Setelah dimandikan lalu dikafankan. Aku menyaksikan hal itu bersama keluarga yang lain dan para tetangga. Lagi-lagi aku dan keluargaku tak dapat menahan lajunya air mata yang mengalir deras. Bayang-bayang kakek yang selalu tersenyum, yang selalu menasehati anak cucunya untuk sholat, tiba-tiba saja hadir di depan mata. Ada sesak yang kurasa di dada. Saat kain kafan menutupi seluruh tubuhnya. Saat hanya tinggal wajahnya saja yang belum ditutup dan para petugas yang mengkafankan jenazah kakek menyuruh siapa yang ingin mencium almarhum untuk yang terakhir kalinya, aku tak kuasa menahan tangis. Om ku yang tadi berangkat kerumah sakit bersama adikku, menghapus air matanya dan menciumi pipinya dengan cukup lama. Kemudian disusul keluarga lain yang turut mencium almarhum untuk yang terakhir kalinya. Aku hanya dapat memandangi hal itu dengan hati yang semakin dibasahi oleh kesedihan yang cukup mendalam.

Waktunya jenazah almarhum disholatkan di mushola dekat rumah untuk selanjutnya di kebumikan di TPU Tanjung Barat. Aku pun ikut ke pemakaman. Setelah prosesi pemakaman selesai, kami menaburi bunga dan air mawar di atas tumpukan tanah yang menimbun jasad kakek. Adzan Zuhur berkumandang, kami pun segera pulang meninggalkan kakek sendiri di TPU. Aku hanya menangis dalam hati.

Kakek, adalah sosok yang sangat aku sayangi di dunia ini. Ia selalu mengajarkan kepada kami, para anak dan cucunya untuk selalu sabar, tersenyum, dan rendah hati. Di lingkungan sekitar rumah kami, kakek adalah salah satu sosok yang cukup dikagumi karena kemurahan hatinya. Biasanya, setiap pagi almarhum selalu membersihkan selokan yang ada di depan rumah kami. Menyapu pelatarannya dan membuang sampah. Setiap kali ada orang yang lewat dihadapannya selalu disapanya sambil tersenyum. Ia begitu ramah pada siapapun, tak terkecuali anak kecil.

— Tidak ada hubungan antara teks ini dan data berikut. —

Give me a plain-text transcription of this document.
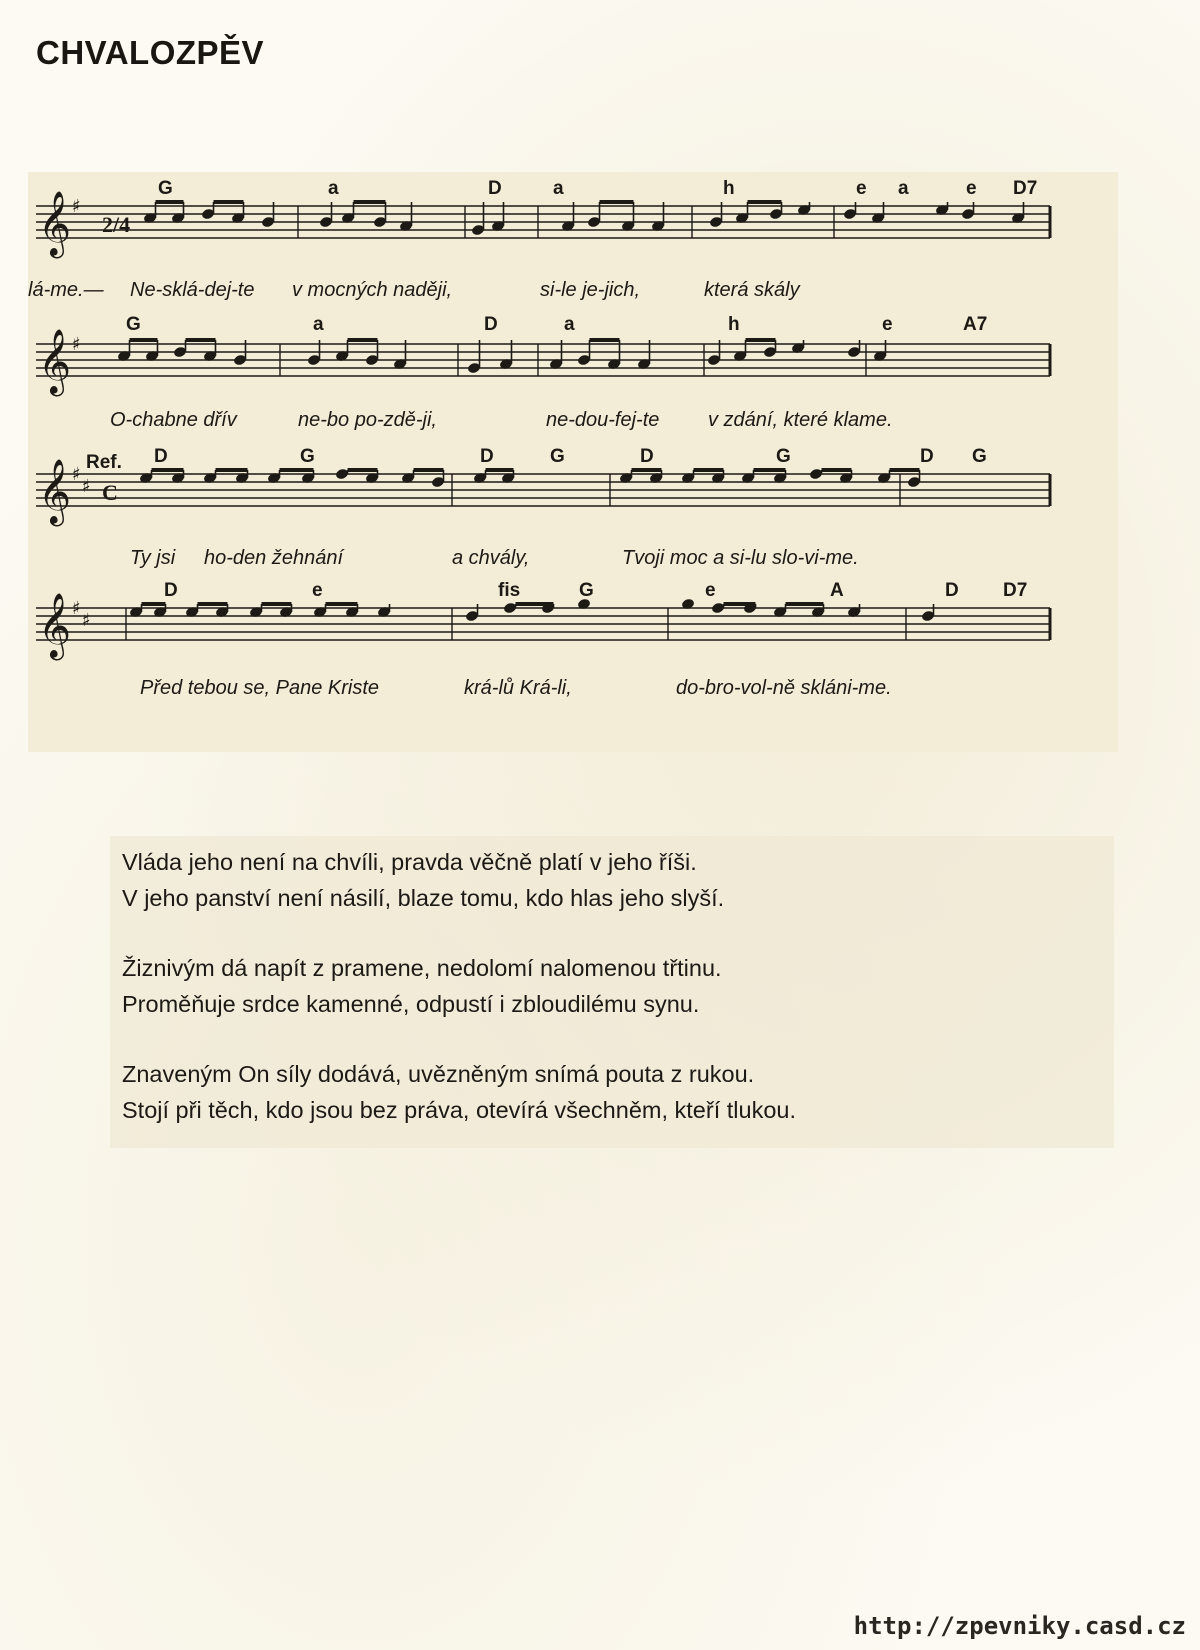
CHVALOZPĚV
𝄞 ♯
2/4
G	a	D	a	h	e a	e D7
Ne-sklá-dej-te v mocných naději,	si-le je-jich,	která skály
lá-me.—
𝄞 ♯
G	a	D	a	h	e	A7
O-chabne dřív	ne-bo po-zdě-ji,	ne-dou-fej-te v zdání, které klame.
𝄞 ♯
♯
Ref.
C
D	G	D	G	D	G	D G
Ty jsi ho-den žehnání	a chvály,	Tvoji moc a si-lu slo-vi-me.
𝄞 ♯
♯
D	e	fis	G	e	A	D D7
Před tebou se, Pane Kriste	krá-lů Krá-li,	do-bro-vol-ně skláni-me.
Vláda jeho není na chvíli, pravda věčně platí v jeho říši.
V jeho panství není násilí, blaze tomu, kdo hlas jeho slyší.
Žiznivým dá napít z pramene, nedolomí nalomenou třtinu.
Proměňuje srdce kamenné, odpustí i zbloudilému synu.
Znaveným On síly dodává, uvězněným snímá pouta z rukou.
Stojí při těch, kdo jsou bez práva, otevírá všechněm, kteří tlukou.
http://zpevniky.casd.cz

Ia begitu sayang pada cucu-cucunya, termasuk aku. Sebelum beliau meninggal, beliau pernah berkata padaku bahwa ingin membelikan aku motor. Namun aku menolaknya lantaran aku tak bisa mengendarai motor. Ketika sakit dan hanya bisa terbaring di tempat tidurpun, almarhum beliau selalu menanyakan aku. Itu juga kata nenek.

Kakek sudah seperti sosok ayah dalam kehidupanku. Ia berperan ganda sebagai kakek dan ayah bagiku sejak ayah kandungku berpisah dengan ibu dan meninggalkanku. Selama hampir seluruh usiaku kuhabiskan hidup bersama dengan nenek dan almarhum kakek. Maka itu, aku sangat merasa kehilangan akan kepergiannya. Namun kuyakin, inilah yang dinamakan takdir. Sudah tercatat dalam lauwh mahfudz-Nya bahwa usia, jodoh, dan kematian setiap orang sudah ditetapkan oleh-Nya, hanya tinggal menunggu waktu.

Dan kakek, memang sudah waktunya ia harus pulang ke pangkuan-Nya. Dan kami sekeluarga disini sudah ikhlas menerima takdir itu dan melepasnya pergi dari kehidupan kami.











Selamat jalan kakek !!
Doa kami akan selalu menyertaimu....


Cucumu,
Sarah...

2 komentar:

jayengbaya mengatakan...

Turut berduka sedalam dalamnya, semoga amal ibadah kakek di terima Allah SWT

Sarah mengatakan...

Amiin. Terima kasih banyak atas ucapannya.